If mean precipitation increases less than precipitation intensity, the number of rainy days is reduced (Trenberth et al. 2003) and this leads to higher HY-INT. But what regulates the changes in mean precipitation? It has been suggested that a key factor is the ability of the troposphere to radiate away the energy released by condensed precipitation (Allen and Ingram 2002). On the other hand, if the relative humidity of the atmosphere remains relatively unchanged (Trenberth et al. 2003; Meehl et al. 2007a), the mean precipitation increase should be tied to the increase in evaporation from the warmer oceans and land. However, land areas do not evaporate at their potential rate, and in fact continental drying is found in most model projections (Meehl et al. 2007a). Moreover, the oceans tend to warm at a slower rate than the atmosphere (Meehl et al. 2007a), which would tend to decrease the ocean–air temperature gradient that determines evaporation. Therefore, a relatively long “recharge time” (and thus longer dry periods) would be needed for this moisture source to replenish the atmosphere to the local saturation levels necessary for precipitation, thereby yielding longer dry periods.
Figure 4 shows the global water budget of the ECHAM5 simulation. The ECHAM5 model shows a global surface warming trend of approximately 3.475°C (100 yr)−1 and an atmospheric moisture increase of approximately 30% (100 yr)−1, or about 8.7% per degree of (surface) warming. This value is in rough agreement with the C–C estimate given that the tropical troposphere warms more than the surface (in agreement with the CMIP3 ensemble; Solomon et al. 2007). The intensity of the 95th percentile precipitation events increases by about 5.44% (°C)−1 of warming in the ECHAM5 experiment (a sub-C–C response), while precipitation intensity, which also includes lighter events, increases at a somewhat slower rate of about 16% (100 yr)−1, or 4.58% (°C)−1 of warming. The fact that the characteristics of changing precipitation intensities are governed by complex changes in atmospheric dynamics, thermal stability, and cloud microphysics, the details of which vary substantially across regions and model parameterizations, likely determines this global sub-C–C response (Pall et al. 2007; O’Gorman and Schneider 2009).

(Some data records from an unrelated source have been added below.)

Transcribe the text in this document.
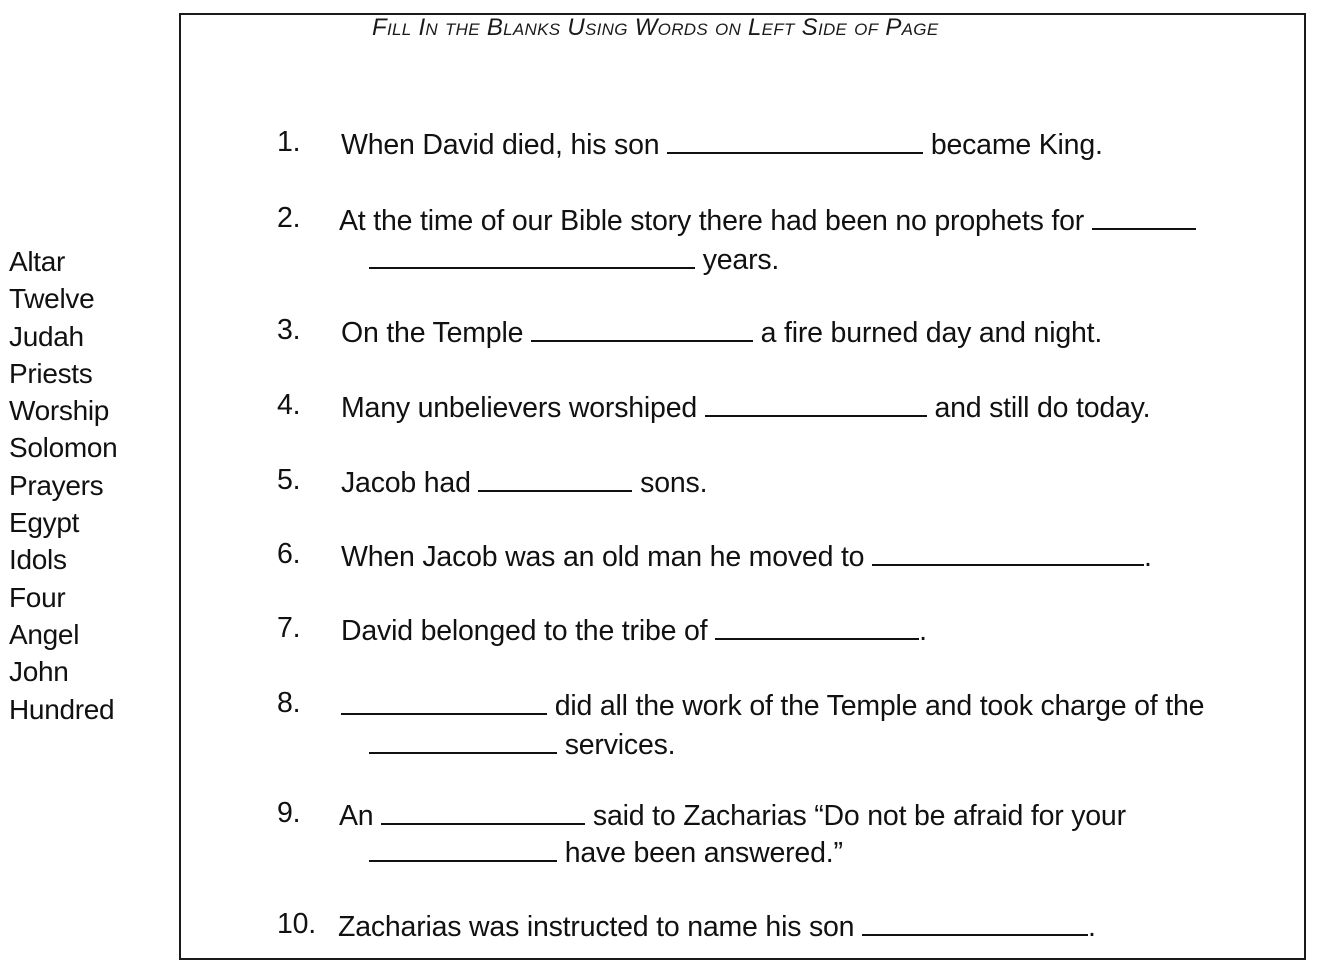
Altar
Twelve
Judah
Priests
Worship
Solomon
Prayers
Egypt
Idols
Four
Angel
John
Hundred
Fill In the Blanks Using Words on Left Side of Page
1. When David died, his son	became King.
2. At the time of our Bible story there had been no prophets for
years.
3. On the Temple	a fire burned day and night.
4. Many unbelievers worshiped	and still do today.
5. Jacob had	sons.
6. When Jacob was an old man he moved to	.
7. David belonged to the tribe of	.
8.	did all the work of the Temple and took charge of the
services.
9. An	said to Zacharias “Do not be afraid for your
have been answered.”
10. Zacharias was instructed to name his son	.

Changes in the hydrologic cycle related to the HY-INT response to global warming: (a) temporal evolution (1961–2100) and linear trends (2001–2100) of globally averaged TMP; (b) normalized PRE, EVP, INT, DSL, mean precipitation intensity above the 95th percentile (95P), and precipitable water (PRW) for the ECHAM5 A1B simulation. The linear trend lines and corresponding linear trend coefficients (in the legend) are shown for each variable (units are percent increase per degree of global warming). (c) An illustrative depiction of the interrelations across the different components of the hydrologic cycle. The numbers in the boxes of (c) indicate the percent increase of the corresponding quantity per degree of global warming.
Citation: Journal of Climate 24, 20; 10.1175/2011JCLI3979.1
Mean precipitation increases by about 7.5% (100 yr)−1 in the ECHAM5 simulation, or about 2.16% (°C)−1 of warming, which is less than half of the trend in intensity. This trend is tied to the rate of increase of surface evaporation, which is about 2.04% (°C)−1 of warming. The imbalance between the increase in precipitation intensity and mean precipitation therefore leads to an increase of dry spell length of about 17% (100 yr)−1, or 4.78% (°C)−1 of warming. The results shown in Fig. 4 thus suggest that while an increase in precipitation intensity is driven by the greater atmospheric moisture holding capacity, a less pronounced increase in mean precipitation is driven by a correspondingly lower increase in surface evaporation, which eventually results in greater dry spell lengths. These interactions within the global hydrologic cycle leading to increasing HY-INT are schematically depicted in Fig. 4c and support the interpretation of an increase in HY-INT as a signature of hydroclimatic response to global warming.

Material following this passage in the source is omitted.